The total cost of the project is estimated at $30 million and it will employ about 40 people. Poulin pointed out that the plant will also create spin-off jobs in the wood industry.
The planning board tabled the hearing until next month’s meeting. At that time, the well head study should be completed. Board Vice Chair David Morin also asked that a copy of the zoning board’s decision be forwarded to the planning board.
and Gorham the next town over......
Fraser reports loss for quarter and year
Barbara Tetreault
GORHAM — Fraser Papers reported a loss of $20.8 million or 70 cents per share for the fourth quarter of 2007 and an overall loss of $43.7 million or $1.48 per share for all of 2007.
Fraser CEO and President Peter Gordon said the “disappointing results overshadowed some of the positive impacts” the company was able to make in its operations.

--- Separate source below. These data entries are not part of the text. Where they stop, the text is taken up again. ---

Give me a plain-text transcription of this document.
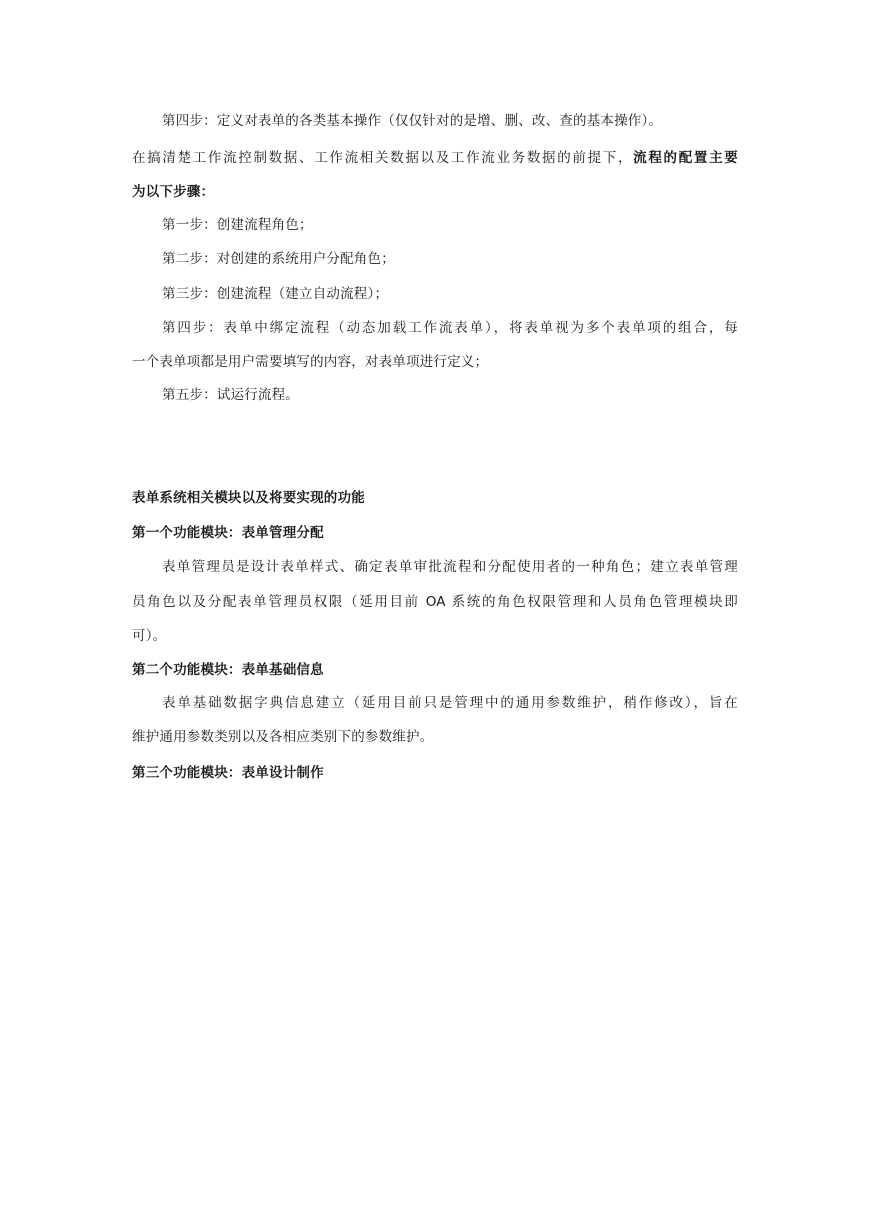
第四步：定义对表单的各类基本操作（仅仅针对的是增、删、改、查的基本操作）。
在搞清楚工作流控制数据、工作流相关数据以及工作流业务数据的前提下，流程的配置主要
为以下步骤：
第一步：创建流程角色；
第二步：对创建的系统用户分配角色；
第三步：创建流程（建立自动流程）；
第四步：表单中绑定流程（动态加载工作流表单），将表单视为多个表单项的组合，每
一个表单项都是用户需要填写的内容，对表单项进行定义；
第五步：试运行流程。
表单系统相关模块以及将要实现的功能
第一个功能模块：表单管理分配
表单管理员是设计表单样式、确定表单审批流程和分配使用者的一种角色；建立表单管理
员角色以及分配表单管理员权限（延用目前 OA 系统的角色权限管理和人员角色管理模块即
可）。
第二个功能模块：表单基础信息
表单基础数据字典信息建立（延用目前只是管理中的通用参数维护，稍作修改），旨在
维护通用参数类别以及各相应类别下的参数维护。
第三个功能模块：表单设计制作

Gordon said Fraser reduced its energy consumption and improved both its product mix and the efficiency of its operations.
“However, continued increases in energy and fibre costs, combined with the strengthening Canadian dollar, continue to erode operating margins in the short term,” Gordon said.
The weak housing market also hurt the company, forcing it to close its sawmills in Juniper and Plaster Rock, New Brunswick for substantially the entire quarter. Fraser said its lumber operations operated at 37 percent of capacity.
Gordon said some of the cost increases were offset by the improvements that were made but said the full impact of the initiatives have yet to be realized. During the fourth quarter Fraser announced prices increases to customers representing almost 50 percent of its anticipated 2008 shipments.
Fraser said the company’s long term strategy calls for it to focus on value-added products especially specialty applications for packaging, printing, and roundwood paper grades. At the same time, Fraser will continue to provide superior customer service and technical support.
Last year, Fraser achieved Sustainable Forest Practices certification at the Gorham mill which allowed it to provide some of the paper used in the first and second printing of J.K. Rowling’s book, Harry Potter and the Deathly Hallows.
In December, Fraser announced a rights offering to shareholders that was completed Jan. 22. The company offered over 20 million shares at $2.90 per share. Completed Jan. 22, the sale netted $59.9 million which was used to reduce debt . Brookfield Asset Management, Inc., purchased 18.8 million shares and now holds about 70 percent of the shares of Fraser.
Fraser is headquartered in Toronto, Canada.